RTÉ’s anger at the apology showed its true colours. If someone had gone on a programme and condemned named people as being essentially anti-Catholic bigots and that their attacks on the Church were motivated by prejudice and the show had to apologise, it is very unlikely that anyone in RTÉ would have been annoyed by this.

Or if they were annoyed, it would have been with the fact that the defamation was allowed to happen in the first place.

RTÉ’s liberal bias is truly colossal at this stage and seems to be getting worse. We have seen it again and again during the various abortion debates. RTÉ will retort that during the debate about the abortion bill both sides were heard.

But they were heard in the context of a debate that has been framed against critics of the bill.

In addition people like Dr Peter Boylan, who favoured the law, were presented as the very voices of medicine to the public.

Programmes such as the Late Late Show featured interviews with women whose unborn babies were found to be fatally handicapped, had gone to England to have them aborted and were campaigning for the right to have those abortions here.

In the assisted suicide debate, we have had interviews with Tom Curran, husband of the late Marie Fleming, who is a member of Exit International which campaigns for euthuanasia.

Suffering

There have been no counterbalancing interviews that I can think of with people who are suffering with a terrible illness but who nonetheless disagree profoundly with legalising assisted suicide.

When Exit International held a conference in Dublin a few months ago, the RTÉ news report amounted to an extended advertisement.

Similarly when campaign group Marriage Equality held a conference recently about gay adoption, the news reports amounted to extended advertisements.

Critics complain when representatives of The Iona Institute appear on RTÉ programmes to debate same-sex marriage. But it is always in the context of a debate. The rival point of view is present (the truth is that the critics want no debate at all on this issue so convinced are they of the rightness of their cause).

Meanwhile, supporters of same-sex marriage are allowed one uncontested outing on RTÉ after another.

The last Frontline programme of the presidential election campaign is shrouded in controversy because presidential candidate, Seán Gallagher, was placed in the crosshairs while Michael D Higgins, the favoured candidate of the chattering classes, walked away scot-free.

Mr Gallagher is in an ongoing legal battle with RTÉ.

Other ‘enemies of the chattering classes’ have also found themselves in the firing line down the years. Columnist Mary Ellen Synon was one. Kevin Myers has been targeted several times.

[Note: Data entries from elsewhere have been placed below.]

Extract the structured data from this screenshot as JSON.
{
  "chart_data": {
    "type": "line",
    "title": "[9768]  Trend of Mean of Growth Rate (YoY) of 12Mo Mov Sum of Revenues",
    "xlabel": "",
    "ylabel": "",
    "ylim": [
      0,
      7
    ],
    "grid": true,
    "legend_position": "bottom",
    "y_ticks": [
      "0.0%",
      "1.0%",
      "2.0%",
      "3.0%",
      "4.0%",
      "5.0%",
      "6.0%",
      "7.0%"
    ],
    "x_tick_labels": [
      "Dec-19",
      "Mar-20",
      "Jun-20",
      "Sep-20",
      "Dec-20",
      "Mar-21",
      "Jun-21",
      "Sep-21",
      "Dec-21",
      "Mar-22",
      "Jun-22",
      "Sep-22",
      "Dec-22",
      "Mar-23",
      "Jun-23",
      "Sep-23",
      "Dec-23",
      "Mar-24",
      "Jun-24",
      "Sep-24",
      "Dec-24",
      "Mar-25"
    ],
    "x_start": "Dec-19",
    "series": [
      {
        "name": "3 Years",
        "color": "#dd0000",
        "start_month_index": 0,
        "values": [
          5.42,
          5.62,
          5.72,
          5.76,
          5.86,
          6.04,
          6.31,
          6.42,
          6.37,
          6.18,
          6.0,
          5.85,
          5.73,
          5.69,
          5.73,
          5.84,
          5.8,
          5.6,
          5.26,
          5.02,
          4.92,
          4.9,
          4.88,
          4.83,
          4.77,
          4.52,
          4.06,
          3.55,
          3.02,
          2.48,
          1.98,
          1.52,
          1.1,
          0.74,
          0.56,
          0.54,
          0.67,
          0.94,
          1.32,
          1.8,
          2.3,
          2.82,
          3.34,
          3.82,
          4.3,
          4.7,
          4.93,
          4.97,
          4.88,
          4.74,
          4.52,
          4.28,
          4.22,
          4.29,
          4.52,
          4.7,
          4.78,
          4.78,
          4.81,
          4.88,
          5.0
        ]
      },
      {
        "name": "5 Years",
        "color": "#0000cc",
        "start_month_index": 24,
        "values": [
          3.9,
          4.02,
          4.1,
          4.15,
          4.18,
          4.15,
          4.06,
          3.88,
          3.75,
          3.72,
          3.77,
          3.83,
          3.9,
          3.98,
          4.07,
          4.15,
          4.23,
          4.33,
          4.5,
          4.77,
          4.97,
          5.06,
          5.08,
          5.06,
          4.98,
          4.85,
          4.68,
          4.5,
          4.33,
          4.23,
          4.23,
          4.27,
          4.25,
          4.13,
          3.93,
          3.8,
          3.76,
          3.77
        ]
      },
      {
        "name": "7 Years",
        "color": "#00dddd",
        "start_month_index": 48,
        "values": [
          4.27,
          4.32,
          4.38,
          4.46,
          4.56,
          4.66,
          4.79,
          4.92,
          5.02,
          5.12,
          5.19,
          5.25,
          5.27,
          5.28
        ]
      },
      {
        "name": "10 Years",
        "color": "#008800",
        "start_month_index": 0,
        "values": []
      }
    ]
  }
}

Cardinal Desmond Connell was placed on the ‘carousel of condemnation’ even before he was fully embroiled in the abuse scandals because of various politically incorrect utterances on his part.

Convinced of guilt

And let’s not forget the Fr Kevin Reynolds apology and the subsequent payout of over €1 million. The extraordinary thing is that the defamation ever happened. How did RTÉ walk itself into a disaster like that? They were offered a DNA test after Fr Reynolds was accused of fathering a child with a Kenyan woman but the makers of Mission to Prey appeared to be so convinced of his guilt that they refused it until after it the damage was done.

Later investigations into the incident warned of ‘groupthink’ in RTÉ. You don’t say.

What’s very notable is how few of RTÉ’s targets are darlings of the chattering classes. Indeed, it is hard to think of any.

To cut a long story short, in the past priests would sometimes read out and condemn from the altar the names of those who had crossed the Church. Today RTÉ does that. Its enemies are never liberals, but liberalism’s critics. What more needs to be said?